El profesor nos explicó el cómo y el porqué.
No sé quién me escribió la carta.
Adverbs that end in "-mente"
|If the adjective has an accent mark then the adverb with -mente does also|
CHANGES MADE IN 2010
|Previous to the year 2010:|
|• Demonstrative pronouns carried a tilde over their stressed syllable to distinguish them from demonstrative adjectives. These adjectives always precede nouns, the pronouns never do.|
The new rule calls for no accent mark on any demonstratives at all.
• The word sólo meant solamente, while solo meant alone (masculine singular).

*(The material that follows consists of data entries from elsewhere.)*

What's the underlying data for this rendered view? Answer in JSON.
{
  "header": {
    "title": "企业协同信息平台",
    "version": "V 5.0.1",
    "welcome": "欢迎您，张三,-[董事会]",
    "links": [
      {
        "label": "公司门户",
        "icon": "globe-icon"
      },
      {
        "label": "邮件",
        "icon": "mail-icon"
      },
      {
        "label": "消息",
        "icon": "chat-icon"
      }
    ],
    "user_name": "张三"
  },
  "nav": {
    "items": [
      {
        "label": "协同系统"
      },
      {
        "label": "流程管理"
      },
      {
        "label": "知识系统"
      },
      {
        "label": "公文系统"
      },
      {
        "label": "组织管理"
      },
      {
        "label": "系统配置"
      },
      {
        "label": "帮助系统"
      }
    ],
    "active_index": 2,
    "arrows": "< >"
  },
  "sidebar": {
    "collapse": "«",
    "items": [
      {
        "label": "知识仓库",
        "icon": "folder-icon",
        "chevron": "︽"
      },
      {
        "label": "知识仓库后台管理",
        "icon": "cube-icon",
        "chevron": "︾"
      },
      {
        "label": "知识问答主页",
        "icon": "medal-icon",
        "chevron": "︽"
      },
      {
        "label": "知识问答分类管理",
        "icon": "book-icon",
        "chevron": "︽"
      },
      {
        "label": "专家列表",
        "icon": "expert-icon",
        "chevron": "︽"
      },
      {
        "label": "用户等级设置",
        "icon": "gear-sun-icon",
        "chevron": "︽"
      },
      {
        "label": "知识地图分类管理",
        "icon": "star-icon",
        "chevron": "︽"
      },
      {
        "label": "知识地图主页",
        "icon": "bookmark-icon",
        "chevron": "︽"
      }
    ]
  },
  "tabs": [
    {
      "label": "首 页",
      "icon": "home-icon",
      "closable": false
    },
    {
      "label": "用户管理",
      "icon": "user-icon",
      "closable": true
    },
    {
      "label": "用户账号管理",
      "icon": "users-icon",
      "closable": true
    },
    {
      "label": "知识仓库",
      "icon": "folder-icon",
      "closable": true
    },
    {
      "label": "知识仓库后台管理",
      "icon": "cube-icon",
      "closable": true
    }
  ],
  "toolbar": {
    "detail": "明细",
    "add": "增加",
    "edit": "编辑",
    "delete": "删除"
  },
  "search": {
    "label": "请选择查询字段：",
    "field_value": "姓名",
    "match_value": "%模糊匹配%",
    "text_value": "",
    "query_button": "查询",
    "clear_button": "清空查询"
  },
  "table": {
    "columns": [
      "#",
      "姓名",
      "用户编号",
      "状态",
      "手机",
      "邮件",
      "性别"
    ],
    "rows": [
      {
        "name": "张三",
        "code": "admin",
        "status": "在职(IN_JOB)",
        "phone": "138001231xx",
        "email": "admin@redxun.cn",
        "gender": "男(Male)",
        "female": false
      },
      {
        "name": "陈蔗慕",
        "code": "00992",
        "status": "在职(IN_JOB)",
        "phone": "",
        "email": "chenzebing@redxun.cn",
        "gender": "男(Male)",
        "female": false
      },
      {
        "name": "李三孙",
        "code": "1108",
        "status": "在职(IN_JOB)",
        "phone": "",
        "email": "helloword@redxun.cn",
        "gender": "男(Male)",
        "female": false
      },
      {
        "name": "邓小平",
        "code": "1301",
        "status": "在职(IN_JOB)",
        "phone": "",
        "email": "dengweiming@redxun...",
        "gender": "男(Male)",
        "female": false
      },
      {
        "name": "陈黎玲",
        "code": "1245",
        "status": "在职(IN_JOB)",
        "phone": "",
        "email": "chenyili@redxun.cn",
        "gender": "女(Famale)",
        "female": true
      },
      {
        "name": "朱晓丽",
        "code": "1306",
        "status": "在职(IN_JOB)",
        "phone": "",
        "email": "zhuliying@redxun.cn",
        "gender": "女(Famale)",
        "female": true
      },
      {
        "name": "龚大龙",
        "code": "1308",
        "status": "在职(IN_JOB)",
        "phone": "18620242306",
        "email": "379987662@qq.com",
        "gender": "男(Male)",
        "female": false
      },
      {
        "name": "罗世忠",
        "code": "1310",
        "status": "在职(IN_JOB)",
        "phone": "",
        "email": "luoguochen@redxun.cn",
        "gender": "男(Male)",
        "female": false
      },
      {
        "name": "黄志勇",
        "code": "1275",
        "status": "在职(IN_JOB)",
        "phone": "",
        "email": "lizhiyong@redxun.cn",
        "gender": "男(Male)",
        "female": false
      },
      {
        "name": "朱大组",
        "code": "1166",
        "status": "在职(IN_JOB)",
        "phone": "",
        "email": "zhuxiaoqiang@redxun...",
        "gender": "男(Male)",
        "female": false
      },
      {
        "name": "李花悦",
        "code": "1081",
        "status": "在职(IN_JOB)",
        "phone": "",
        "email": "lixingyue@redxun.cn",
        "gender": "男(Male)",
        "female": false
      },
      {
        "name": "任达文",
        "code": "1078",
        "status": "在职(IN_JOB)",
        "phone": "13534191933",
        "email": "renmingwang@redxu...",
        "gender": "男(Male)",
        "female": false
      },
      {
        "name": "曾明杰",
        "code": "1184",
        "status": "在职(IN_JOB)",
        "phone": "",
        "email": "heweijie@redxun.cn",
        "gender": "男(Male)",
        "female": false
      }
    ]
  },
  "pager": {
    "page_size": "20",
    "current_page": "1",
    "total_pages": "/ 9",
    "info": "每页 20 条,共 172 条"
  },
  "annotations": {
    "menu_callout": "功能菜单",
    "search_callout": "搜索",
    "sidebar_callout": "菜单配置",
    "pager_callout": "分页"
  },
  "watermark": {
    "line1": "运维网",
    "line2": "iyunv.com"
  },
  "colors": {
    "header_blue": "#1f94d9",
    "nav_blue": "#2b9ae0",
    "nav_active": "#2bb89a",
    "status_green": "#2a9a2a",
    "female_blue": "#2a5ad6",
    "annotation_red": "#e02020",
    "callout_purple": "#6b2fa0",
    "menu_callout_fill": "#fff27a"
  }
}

Today, neither word carries an accent mark.It is true that this allows for ambiguity (as in "Juan trabaja solo en la cocina"). However, the new rule reflects an ambiguity that exists in the spoken langauge and this seems proper.
• The word o (meaning or) carried an accent mark only between numerals so that it was not confused with 0 (zero).
"Quiero cinco o seis dulces". vs "Quiero 5 ó 6 dulces".
Now, the rule is not to put an accent mark on "o".
The Academy's stated reasoning is that since computer printed text has become so comon, there is little chance that an "o" (letter) and a "0" number" will be confused.